Two new isoquinoline alkaloids from Corydalis hendersonii.
10.19540/j.cnki.cjcmm.20230404.201
- Author:
Xiao-Chun ZHOU
1
;
Xiao-Jing MA
1
;
Fu-Xing GE
1
;
Chang-Xin LIU
1
;
Ya-Na LIANG
1
;
Xiao-Li GAO
1
;
Xing-Yun CHAI
1
Author Information
1. Modern Research Center for Traditional Chinese Medicine, School of Chinese Materia Medica, Beijing University of Chinese Medicine Beijing 102488, China.

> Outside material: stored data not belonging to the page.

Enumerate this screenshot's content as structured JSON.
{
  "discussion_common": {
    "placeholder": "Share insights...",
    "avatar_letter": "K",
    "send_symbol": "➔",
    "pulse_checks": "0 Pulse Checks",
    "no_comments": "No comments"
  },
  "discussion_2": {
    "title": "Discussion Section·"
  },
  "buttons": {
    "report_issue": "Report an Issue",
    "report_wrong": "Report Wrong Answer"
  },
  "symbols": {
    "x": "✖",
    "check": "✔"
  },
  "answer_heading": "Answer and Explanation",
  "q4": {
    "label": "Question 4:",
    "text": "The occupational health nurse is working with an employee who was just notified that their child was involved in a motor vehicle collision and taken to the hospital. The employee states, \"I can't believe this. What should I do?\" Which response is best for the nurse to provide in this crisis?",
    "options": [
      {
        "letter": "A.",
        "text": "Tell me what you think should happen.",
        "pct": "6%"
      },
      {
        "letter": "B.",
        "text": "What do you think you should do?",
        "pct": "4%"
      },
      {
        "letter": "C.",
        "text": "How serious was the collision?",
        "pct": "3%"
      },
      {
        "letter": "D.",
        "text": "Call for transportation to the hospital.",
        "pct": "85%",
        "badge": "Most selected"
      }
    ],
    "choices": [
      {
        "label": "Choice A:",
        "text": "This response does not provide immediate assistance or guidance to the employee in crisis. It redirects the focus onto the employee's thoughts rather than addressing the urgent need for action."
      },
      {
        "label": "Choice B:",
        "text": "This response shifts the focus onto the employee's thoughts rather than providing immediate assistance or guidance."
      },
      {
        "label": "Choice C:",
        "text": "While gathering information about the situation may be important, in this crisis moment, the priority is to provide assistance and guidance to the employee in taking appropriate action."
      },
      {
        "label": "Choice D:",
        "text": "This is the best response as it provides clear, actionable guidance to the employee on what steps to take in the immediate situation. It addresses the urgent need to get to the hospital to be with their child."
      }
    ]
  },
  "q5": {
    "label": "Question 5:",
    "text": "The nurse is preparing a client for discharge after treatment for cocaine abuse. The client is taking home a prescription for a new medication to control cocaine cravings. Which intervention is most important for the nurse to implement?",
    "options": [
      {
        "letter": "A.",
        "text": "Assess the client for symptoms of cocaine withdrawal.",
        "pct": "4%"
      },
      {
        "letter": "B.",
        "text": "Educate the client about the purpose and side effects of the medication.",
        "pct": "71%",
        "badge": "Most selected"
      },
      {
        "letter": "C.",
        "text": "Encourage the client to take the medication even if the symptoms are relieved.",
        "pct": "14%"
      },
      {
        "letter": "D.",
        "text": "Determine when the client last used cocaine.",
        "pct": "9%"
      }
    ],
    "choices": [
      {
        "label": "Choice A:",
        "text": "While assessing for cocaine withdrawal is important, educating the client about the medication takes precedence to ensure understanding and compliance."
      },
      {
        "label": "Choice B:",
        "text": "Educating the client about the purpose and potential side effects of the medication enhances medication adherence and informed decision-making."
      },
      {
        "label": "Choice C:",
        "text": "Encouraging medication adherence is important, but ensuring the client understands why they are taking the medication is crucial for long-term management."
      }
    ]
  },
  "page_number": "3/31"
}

- Publication Type:Journal Article
- Keywords:
Corydalis hendersonii;
Tibetan medicine;
anti-inflammatory;
anti-myocardial ischemia;
cardiomyocyte protection;
isoquinoline alkaloids
- MeSH:
Humans;
Corydalis/chemistry*;
Alkaloids/chemistry*;
Inflammation;
Spectrum Analysis;
Isoquinolines/pharmacology*
- From:
China Journal of Chinese Materia Medica
2023;48(13):3508-3515
- CountryChina
- Language:Chinese
-
Abstract:
Corydalis hendersonii(CH) is a Tibetan folk medicine with the functions of clearing heat, detoxifying, cooling blood, checking diarrhea, and lowering blood pressure. It is often used to treat high altitude polycythemia, vasculitis, peptic ulcer, and diarrhea. Nine compounds were separated from the ethanol extract of CH by silica gel, ODS, Sephadex LH-20 chromatography and semi-preparative HPLC. Their structures were identified as hendersine H(1),hendersine I(2), dehydrocheilanthifoline(3), protopine(4), izmirine(5), 6,7-methylenedioxy-1(2H)-isoquinolinone(6), icariside D_2(7), ethyl 4-(β-D-glucopyranosyloxy)-3-methoxybenzoate(8), 3-hydroxy-4-methoxybenzoic acid(9), respectively, by the spectroscopic data analysis and comparison with those in the literature. Among them, compounds 1 and 2 are new isoquinoline alkaloids, and compounds 7-9 are reported the first time for Corydalis. The hypoglycemic model of H9c2 cardiomyocytes and the inflammatory model of H9c2 cardiomyocytes induced by conditional supernatant were employed to determine the activities of the above compounds. The results showed that 20 μmol·L~(-1) compound 1 had a protective effect on H9c2 cardiomyocytes and 10 μmol·L~(-1) compounds 4 and 5 inhibited H9c2 cardiomyocyte inflammation induced by conditional supernatant.